Antigamente era normal um romancista passar três páginas
seguidas descrevendo o quarto de uma marquesa ou o estúdio de um artista. No
século 19 a pintura, o teatro e a ópera compensavam o lado não-visual da
literatura, e um leitor era capaz de visualizar colagens de objetos e paisagens
que afinal não estavam muito distante de sua experiência diária, mesmo vendo a
vida dos nobres à distância. O cinema, quando surgiu, demonstrou ser uma
espécie de teatro com o tempo narrativo e o tempo real tão manipuláveis quanto
os da literatura.
Um dos primeiros choques tradutórios que senti foi quando
comecei a ler S. S. Van Dine em inglês, depois de ter lido em tradução uma meia
dúzia de seus romances de crimes enigmáticos (The Benson Murder Case, etc.).
Tive um susto. Philo Vance, seu detetive, é um esnobe que gosta de discorrer
páginas inteiras sobre egiptologia ou história natural para avaliar a
importância de uma pista. Esses longos “infodumps”, ou entulhos de informação,
estavam conspicuamente ausentes das traduções de Monteiro Lobato, da Companhia
Editora Nacional. Lobato devia achar aquilo um saco e metia a tesoura, cortava
tudo. Os leitores que não gostam do dandismo de Van Dine, sua pose de J.-K.
Huysmans novaiorquino na década de 1930, podem muito bem ler as versões
lobatianas, mais enxutas, mais leves.
Como aliás dizem ser a tradução que Borges fez de “The
Purloined Letter” de Edgar Poe para uma das suas antologias. Em termos de
estilo Borges era o anti-Poe. Essa sua tradução pode ser um bom exemplo de
crítica praticada via tradução, não via ensaio. Traduzir, às vezes, é a nossa
chance de reescrever uma história que estilisticamente não nos agrada, e aí
cedemos à tentação de melhorar o original.

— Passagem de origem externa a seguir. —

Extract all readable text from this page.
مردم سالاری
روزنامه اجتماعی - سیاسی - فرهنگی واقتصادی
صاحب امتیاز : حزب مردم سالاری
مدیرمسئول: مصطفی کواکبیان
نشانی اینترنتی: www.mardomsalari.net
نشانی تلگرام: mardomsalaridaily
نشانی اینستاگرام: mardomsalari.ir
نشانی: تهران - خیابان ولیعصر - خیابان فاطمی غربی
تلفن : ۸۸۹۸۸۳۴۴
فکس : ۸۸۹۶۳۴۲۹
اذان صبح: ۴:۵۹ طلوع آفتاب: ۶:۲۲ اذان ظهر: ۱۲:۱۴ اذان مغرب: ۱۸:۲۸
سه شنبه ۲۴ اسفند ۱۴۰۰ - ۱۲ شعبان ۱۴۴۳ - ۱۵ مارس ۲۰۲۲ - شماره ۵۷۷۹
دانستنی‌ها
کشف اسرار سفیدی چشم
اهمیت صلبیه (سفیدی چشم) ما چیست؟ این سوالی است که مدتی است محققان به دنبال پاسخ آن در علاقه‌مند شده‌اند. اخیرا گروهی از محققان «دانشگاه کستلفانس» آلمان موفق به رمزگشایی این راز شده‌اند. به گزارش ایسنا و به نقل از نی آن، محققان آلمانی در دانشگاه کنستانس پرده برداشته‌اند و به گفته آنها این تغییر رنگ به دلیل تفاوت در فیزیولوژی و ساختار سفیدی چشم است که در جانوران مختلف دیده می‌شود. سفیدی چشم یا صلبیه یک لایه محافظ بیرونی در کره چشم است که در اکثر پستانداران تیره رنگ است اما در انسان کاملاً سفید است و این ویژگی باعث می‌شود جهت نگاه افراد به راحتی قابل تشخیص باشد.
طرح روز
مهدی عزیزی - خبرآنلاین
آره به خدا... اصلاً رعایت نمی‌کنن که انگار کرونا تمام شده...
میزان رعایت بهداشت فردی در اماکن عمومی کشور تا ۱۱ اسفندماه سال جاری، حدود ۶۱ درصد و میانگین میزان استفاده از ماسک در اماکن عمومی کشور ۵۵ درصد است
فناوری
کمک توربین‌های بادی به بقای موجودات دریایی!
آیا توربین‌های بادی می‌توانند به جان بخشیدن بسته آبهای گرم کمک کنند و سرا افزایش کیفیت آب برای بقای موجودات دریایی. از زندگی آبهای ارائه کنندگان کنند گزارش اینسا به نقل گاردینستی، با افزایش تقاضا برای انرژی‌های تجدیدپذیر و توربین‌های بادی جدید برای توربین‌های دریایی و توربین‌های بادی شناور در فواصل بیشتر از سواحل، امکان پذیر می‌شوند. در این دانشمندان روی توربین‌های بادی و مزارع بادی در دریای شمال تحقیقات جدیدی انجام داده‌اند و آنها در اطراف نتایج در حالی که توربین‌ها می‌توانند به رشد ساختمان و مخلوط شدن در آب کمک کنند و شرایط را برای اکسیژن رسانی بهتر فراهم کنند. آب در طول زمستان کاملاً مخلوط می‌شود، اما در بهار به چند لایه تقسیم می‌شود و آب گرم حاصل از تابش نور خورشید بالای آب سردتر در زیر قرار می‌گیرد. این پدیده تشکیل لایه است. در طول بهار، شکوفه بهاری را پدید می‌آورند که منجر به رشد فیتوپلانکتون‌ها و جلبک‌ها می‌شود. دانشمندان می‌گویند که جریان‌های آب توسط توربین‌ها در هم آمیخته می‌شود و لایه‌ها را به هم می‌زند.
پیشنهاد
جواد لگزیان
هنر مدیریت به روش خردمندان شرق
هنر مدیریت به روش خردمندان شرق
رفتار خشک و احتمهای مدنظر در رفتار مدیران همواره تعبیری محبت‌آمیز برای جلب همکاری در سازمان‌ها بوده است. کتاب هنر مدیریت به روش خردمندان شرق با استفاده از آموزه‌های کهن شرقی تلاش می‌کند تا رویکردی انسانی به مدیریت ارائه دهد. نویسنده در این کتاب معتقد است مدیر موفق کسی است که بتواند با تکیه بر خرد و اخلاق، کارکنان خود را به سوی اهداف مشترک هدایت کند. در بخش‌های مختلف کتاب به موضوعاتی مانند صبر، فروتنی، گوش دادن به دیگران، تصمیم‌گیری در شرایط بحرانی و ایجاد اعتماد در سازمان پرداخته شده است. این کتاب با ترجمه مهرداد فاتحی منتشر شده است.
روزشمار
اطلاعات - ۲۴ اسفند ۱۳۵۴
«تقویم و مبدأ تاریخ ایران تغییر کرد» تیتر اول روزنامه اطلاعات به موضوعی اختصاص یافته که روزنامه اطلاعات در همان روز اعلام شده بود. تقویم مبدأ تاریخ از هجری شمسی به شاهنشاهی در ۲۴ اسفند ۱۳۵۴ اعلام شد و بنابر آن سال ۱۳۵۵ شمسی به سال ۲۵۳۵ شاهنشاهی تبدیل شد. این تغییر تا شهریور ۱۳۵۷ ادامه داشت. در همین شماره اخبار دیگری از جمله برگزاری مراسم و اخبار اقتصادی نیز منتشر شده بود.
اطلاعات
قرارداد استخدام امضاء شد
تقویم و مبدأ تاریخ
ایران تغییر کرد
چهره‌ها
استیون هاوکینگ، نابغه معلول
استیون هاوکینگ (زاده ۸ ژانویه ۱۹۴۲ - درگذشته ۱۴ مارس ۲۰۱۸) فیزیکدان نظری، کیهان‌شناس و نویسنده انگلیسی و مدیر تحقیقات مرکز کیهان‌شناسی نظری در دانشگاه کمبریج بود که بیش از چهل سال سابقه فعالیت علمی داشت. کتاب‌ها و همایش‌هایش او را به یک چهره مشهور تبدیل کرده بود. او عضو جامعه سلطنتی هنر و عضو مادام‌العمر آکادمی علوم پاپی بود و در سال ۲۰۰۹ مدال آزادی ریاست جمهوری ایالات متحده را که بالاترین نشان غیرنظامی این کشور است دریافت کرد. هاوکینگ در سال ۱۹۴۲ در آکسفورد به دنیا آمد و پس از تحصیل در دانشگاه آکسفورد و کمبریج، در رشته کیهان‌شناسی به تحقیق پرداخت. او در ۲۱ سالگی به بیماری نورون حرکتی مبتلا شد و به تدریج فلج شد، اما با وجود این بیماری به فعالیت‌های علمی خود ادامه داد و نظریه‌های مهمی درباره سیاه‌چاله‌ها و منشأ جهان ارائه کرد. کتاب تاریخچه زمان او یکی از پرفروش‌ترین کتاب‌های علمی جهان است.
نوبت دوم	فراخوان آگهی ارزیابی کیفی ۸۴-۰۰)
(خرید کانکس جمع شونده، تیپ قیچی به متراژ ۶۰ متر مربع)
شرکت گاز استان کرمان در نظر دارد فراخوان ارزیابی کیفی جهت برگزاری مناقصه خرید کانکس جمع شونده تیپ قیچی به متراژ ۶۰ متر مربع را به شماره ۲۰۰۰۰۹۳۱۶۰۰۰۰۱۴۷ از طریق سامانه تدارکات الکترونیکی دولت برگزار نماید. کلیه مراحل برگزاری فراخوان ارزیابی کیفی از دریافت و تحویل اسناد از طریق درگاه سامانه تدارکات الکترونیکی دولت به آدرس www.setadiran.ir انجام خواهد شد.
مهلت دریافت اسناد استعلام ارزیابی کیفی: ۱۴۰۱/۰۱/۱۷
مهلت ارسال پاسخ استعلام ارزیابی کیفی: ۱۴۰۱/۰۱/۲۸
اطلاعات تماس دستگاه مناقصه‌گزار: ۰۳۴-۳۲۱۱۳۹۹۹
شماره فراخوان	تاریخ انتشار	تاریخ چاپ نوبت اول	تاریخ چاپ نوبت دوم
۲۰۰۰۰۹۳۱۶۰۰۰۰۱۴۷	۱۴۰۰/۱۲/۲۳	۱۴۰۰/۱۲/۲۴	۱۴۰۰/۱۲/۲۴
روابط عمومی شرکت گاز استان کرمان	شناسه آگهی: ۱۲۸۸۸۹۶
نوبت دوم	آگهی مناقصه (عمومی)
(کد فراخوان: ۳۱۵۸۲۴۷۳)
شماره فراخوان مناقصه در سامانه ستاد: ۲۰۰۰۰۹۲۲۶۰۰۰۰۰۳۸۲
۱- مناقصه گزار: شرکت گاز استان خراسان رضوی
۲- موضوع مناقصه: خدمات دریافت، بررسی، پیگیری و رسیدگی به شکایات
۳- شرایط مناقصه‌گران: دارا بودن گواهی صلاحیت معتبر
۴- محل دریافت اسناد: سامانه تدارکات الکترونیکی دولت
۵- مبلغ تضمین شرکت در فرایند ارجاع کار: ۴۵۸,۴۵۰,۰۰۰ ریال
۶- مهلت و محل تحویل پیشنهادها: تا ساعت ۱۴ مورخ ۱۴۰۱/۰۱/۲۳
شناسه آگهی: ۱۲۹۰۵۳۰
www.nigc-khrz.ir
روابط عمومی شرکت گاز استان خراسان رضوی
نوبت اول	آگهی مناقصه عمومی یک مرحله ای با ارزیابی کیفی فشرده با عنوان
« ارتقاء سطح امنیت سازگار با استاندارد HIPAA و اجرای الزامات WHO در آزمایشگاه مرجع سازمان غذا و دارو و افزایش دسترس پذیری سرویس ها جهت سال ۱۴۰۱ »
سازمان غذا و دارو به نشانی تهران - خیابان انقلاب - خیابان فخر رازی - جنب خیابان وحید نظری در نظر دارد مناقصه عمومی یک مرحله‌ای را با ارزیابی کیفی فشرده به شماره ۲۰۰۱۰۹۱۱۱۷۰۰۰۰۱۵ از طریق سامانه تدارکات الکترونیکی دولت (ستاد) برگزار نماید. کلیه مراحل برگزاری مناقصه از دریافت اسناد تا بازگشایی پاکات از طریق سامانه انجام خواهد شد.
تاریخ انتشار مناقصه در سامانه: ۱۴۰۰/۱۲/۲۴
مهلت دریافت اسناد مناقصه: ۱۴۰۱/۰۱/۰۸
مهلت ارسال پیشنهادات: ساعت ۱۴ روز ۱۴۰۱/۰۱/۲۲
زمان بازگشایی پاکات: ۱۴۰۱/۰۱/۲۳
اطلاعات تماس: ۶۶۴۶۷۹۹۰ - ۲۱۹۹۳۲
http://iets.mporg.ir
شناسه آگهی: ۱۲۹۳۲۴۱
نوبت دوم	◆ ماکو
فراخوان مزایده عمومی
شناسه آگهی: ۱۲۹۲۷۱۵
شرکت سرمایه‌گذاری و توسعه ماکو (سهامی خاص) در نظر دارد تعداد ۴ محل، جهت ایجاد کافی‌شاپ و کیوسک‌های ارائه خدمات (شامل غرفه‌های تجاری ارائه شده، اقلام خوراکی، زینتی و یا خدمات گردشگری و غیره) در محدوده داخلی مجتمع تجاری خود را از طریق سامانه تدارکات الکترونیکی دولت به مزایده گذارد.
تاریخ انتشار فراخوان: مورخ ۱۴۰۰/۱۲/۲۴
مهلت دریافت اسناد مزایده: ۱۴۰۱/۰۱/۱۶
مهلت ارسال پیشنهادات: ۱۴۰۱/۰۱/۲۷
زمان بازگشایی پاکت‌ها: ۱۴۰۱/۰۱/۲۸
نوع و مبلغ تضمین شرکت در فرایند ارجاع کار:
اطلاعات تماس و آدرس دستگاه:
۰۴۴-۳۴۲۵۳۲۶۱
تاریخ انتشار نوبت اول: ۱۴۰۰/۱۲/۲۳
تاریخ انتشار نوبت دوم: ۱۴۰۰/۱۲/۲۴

Lobato e Borges tomava essas liberdades porque eram
escritores traduzindo, e não tradutores de ofício. O tradutor de ofício e o
escritor sofrem as mesmas tentações, como a de melhorar o original; mas talvez
o escritor ceda com mais facilidade. Ressalvando sempre o bom senso das partes
envolvidas, o tradutor vê no autor do livro alguém ligeiramente superior a ele,
quando mais não seja pelo fato de que é o dono do texto original. Já um
escritor pensa: “Ora que diabo, estou traduzindo mas sou escritor também, vou
dar uma ajeitada nos parágrafos desse nobre colega.” O que é o mesmo que ir no museu e dizer: “Vou dar uma ajeitada no
nariz desta estátua, na perspectiva desse quadro.” Onde um tradutor sério passa uma noite inteira pesquisando e
sofrendo, um escritor às vezes não hesita em passar o rodo na estilosidade do
colega e seguir adiante, esfregando as mãos e assobiando. Ele diz que prefere
saber como salsicha é feita.
Um comentário:
Prezado,
Você sabe das dificuldades da tradução, muitas (ou todas) as vezes transliterar é pouco dado que cada cultura tem a sua língua. Não que o nosso português (pois existe o dos portugueses) seja pobre, é preciso "dar uma ajeitada" para uma melhor compreensão do texto. Somos um povo que gosta de explicar, talvez seja a tal da amabilidade, e isso transparece nas traduções.